Baker-Hytch added that on a subsequent phone call, Ramsden claimed that the investigators believed some of the witnesses were being coached by Baughman and that "Ravi evidently had a lot of integrity."

Yet when Baker-Hytch later spoke with lead investigator Lynsey Barron, she reportedly told him she never thought that witnesses were being coached, nor did she have "any recollection whatsoever of saying that Ravi had a lot of integrity."

Baker-Hytch wrote that Ramsden and RZIM CEO Sarah (Zacharias) Davis also stated at one point that a second law firm was being hired to work alongside Barron's firm, Miller and Martin, "to bolster and speed up the investigation process."

But Barron reportedly told Baker-Hytch that "her team was not collaborating with any other law firm at that time."

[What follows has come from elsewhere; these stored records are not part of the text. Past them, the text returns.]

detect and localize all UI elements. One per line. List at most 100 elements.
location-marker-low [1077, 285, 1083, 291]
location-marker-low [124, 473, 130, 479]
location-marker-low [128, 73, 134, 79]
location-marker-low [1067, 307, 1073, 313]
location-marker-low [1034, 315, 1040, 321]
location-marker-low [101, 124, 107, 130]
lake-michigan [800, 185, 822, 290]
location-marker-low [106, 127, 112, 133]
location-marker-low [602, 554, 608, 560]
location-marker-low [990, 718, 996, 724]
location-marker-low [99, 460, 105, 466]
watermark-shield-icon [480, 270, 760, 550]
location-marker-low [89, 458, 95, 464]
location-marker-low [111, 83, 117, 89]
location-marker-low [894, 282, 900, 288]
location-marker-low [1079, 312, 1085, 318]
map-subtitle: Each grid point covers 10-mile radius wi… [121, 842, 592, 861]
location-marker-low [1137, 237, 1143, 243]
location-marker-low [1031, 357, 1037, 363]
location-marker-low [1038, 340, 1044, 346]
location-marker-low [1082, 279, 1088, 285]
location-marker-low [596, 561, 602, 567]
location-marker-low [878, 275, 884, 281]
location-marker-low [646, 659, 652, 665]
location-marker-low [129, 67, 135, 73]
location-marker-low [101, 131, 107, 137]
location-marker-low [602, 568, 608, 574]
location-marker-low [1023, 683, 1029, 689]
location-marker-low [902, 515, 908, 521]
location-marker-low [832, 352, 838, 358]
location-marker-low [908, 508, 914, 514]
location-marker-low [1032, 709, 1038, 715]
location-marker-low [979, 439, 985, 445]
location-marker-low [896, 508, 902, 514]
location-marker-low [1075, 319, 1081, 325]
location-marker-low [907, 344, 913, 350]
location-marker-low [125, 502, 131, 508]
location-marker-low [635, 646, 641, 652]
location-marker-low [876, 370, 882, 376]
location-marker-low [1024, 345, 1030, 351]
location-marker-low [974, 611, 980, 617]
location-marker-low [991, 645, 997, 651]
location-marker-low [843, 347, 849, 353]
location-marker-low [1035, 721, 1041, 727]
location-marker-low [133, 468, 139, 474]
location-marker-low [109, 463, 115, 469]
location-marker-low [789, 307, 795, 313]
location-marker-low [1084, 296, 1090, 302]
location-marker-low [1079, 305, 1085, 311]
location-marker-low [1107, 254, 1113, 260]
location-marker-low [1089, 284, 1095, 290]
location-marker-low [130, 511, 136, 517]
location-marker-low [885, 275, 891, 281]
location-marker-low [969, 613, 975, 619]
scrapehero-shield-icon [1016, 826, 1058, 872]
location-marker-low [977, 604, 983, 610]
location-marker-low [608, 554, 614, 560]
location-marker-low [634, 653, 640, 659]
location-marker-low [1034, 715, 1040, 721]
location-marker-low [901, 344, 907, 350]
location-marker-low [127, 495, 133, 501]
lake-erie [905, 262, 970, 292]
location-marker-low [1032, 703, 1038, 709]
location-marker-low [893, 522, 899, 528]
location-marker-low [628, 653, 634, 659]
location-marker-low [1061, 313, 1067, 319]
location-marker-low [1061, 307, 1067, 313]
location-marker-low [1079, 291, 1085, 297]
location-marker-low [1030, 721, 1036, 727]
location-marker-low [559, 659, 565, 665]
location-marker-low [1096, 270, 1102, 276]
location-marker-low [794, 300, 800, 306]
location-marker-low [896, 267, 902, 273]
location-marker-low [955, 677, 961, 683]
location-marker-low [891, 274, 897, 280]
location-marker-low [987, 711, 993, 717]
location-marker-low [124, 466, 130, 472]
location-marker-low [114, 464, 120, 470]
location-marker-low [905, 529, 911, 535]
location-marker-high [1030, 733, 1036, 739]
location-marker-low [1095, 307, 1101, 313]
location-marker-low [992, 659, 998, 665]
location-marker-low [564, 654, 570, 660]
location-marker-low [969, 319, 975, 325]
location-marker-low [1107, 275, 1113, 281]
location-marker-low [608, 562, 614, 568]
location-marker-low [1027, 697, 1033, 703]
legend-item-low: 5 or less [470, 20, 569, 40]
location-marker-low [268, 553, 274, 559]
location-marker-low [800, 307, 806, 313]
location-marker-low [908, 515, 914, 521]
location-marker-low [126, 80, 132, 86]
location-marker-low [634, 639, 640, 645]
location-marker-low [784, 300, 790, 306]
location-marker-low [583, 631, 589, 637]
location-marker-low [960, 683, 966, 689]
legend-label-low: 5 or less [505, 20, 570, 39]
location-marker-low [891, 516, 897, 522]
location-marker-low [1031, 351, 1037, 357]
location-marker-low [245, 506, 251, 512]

Baker-Hytch notes that Lucas Andrews, who worked on Zacharias' lawsuit against the Thompsons, is an attorney at Watson Spence. And he suggests that RZIM abandoned Watson Spence because of the "belated realization" that the firm would be "rightly viewed by the public as a bad choice."

Needed Repentance

Baker-Hytch concludes his letter by calling on RZIM to repent.

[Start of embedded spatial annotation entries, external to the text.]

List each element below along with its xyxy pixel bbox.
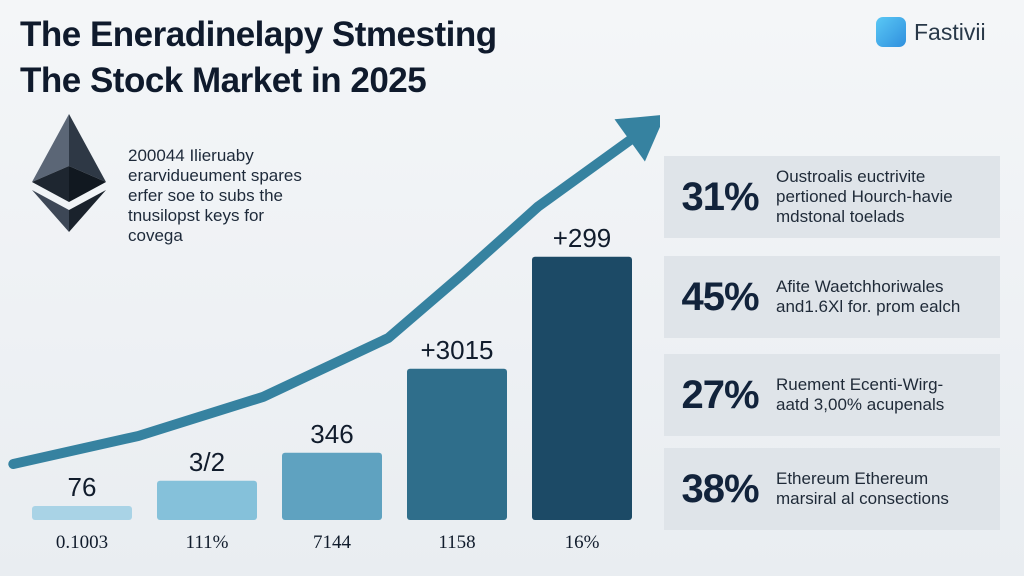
stat-description: Afite Waetchhoriwales and1.6Xl for. prom… (776, 277, 960, 317)
stat-line: pertioned Hourch-havie (776, 187, 953, 206)
title-line-1: The Eneradinelapy Stmesting (20, 15, 497, 54)
trend-arrowhead-icon (614, 115, 660, 162)
bar (282, 452, 382, 520)
stat-description: Ruement Ecenti-Wirg- aatd 3,00% acupenal… (776, 375, 944, 415)
stat-line: mdstonal toelads (776, 207, 905, 226)
bar-chart: 76 0.1003 3/2 111% 346 7144 +3015 1158 +299 16% (8, 115, 660, 553)
blurb-line: 200044 Ilieruaby (128, 146, 254, 165)
ethereum-icon (32, 114, 106, 232)
stat-value: 38% (681, 466, 759, 511)
stat-line: and1.6Xl for. prom ealch (776, 297, 961, 316)
stat-line: Oustroalis euctrivite (776, 167, 926, 186)
bar (532, 256, 632, 520)
category-label: 111% (186, 532, 229, 553)
stat-description: Oustroalis euctrivite pertioned Hourch-h… (776, 167, 953, 227)
brand-logo-icon (876, 17, 906, 47)
stat-line: Afite Waetchhoriwales (776, 277, 944, 296)
bar-data-label: 3/2 (189, 447, 225, 477)
stat-line: Ethereum Ethereum (776, 469, 929, 488)
stat-line: Ruement Ecenti-Wirg- (776, 375, 944, 394)
stat-value: 31% (681, 174, 759, 219)
category-label: 16% (565, 532, 600, 553)
category-label: 1158 (438, 532, 475, 553)
brand-name: Fastivii (914, 18, 986, 45)
blurb-line: covega (128, 226, 183, 245)
bar-data-label: 346 (310, 419, 353, 449)
trend-line (8, 120, 656, 469)
bar-data-label: 76 (68, 472, 97, 502)
stat-value: 45% (681, 274, 759, 319)
stat-card: 38% Ethereum Ethereum marsiral al consec… (664, 448, 1000, 530)
stat-line: aatd 3,00% acupenals (776, 395, 945, 414)
category-label: 7144 (313, 532, 352, 553)
bar-data-label: +3015 (420, 335, 493, 365)
chart-title: The Eneradinelapy Stmesting The Stock Ma… (20, 12, 497, 104)
bar (157, 480, 257, 520)
blurb-line: erfer soe to subs the (128, 186, 283, 205)
bar-data-label: +299 (553, 223, 612, 253)
blurb-line: erarvidueument spares (128, 166, 302, 185)
brand: Fastivii (876, 16, 986, 48)
category-label: 0.1003 (56, 532, 108, 553)
bar (407, 368, 507, 520)
bar (32, 506, 132, 520)
stat-description: Ethereum Ethereum marsiral al consection… (776, 469, 949, 509)
title-line-2: The Stock Market in 2025 (20, 61, 427, 100)
stat-card: 27% Ruement Ecenti-Wirg- aatd 3,00% acup… (664, 354, 1000, 436)
stat-card: 45% Afite Waetchhoriwales and1.6Xl for. … (664, 256, 1000, 338)
stat-value: 27% (681, 372, 759, 417)
stat-card: 31% Oustroalis euctrivite pertioned Hour… (664, 156, 1000, 238)
blurb-line: tnusilopst keys for (128, 206, 265, 225)
intro-blurb: 200044 Ilieruaby erarvidueument spares e… (128, 146, 338, 246)
stat-line: marsiral al consections (776, 489, 949, 508)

Specifically, he urges the ministry to offer a wholehearted apology to Zacharias' spa victims should their testimony be confirmed. He also writes that RZIM should offer "meaningful reparations" to these women. And if there's reason to believe these women are the "tip of a larger iceberg," RZIM should engage a victims' support group to find other potential victims.

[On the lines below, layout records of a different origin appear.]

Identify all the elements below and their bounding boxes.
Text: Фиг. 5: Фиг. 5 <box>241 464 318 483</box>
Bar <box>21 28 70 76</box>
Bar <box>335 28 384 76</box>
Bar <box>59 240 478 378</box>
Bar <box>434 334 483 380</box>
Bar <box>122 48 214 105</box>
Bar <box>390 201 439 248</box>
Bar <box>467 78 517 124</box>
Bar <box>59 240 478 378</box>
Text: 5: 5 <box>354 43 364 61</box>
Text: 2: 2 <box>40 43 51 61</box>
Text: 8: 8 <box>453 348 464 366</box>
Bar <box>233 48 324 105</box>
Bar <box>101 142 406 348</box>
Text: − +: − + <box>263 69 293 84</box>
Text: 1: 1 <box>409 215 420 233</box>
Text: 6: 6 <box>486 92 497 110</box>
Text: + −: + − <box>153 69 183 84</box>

Baker-Hytch also asks RZIM to apologize to the Thompsons, critics, and "concerned (RZIM) team members," some of whom were "misrepresented, undermined, and even ridiculed." And he says RZIM must apologize for its "corporate complicity in failing to hold Ravi to account."

Baker-Hytch also calls for more accountability and transparency at RZIM, urging the ministry to begin filing IRS Form 990s and naming the members of its board.

Lastly, he calls for a "cultural overhaul," writing that a "period of intense soul searching" will be needed. This includes an examination of RZIM's "corporate culture," which allowed Zacharias' alleged abuse and deception to occur.

"I think that we already see the outlines of some of the answers to this, in terms of the way that Ravi has been placed on a pedestal that no person besides Jesus Christ is fit to occupy, and the way in which unbridled loyalty and reputation management have too often been allowed to take precedence over truth and transparency," he wrote.

"If there is even the faintest hint of a self-preservation or damage control mentality in our response to all of this, not only will that be wholly futile but it will prolong the agony we are enduring. Drastic and deeply humbling steps will be required in order to demonstrate to the world that we are serious about rebuilding our institutional culture from the ground up."

Yet Baker-Hytch also expressed hope in "what looks like a wretched situation," noting that God is "able to bring healing, restoration, and even flourishing."

"The reality is that Ravi's reputation is in tatters; but his legacy--this team--need not be . . . If we choose to act justly and do the right things, we could become known as the gold standard for how to recover from a tragic situation such as this and move forward in a way that beautifully demonstrates the faith we commend."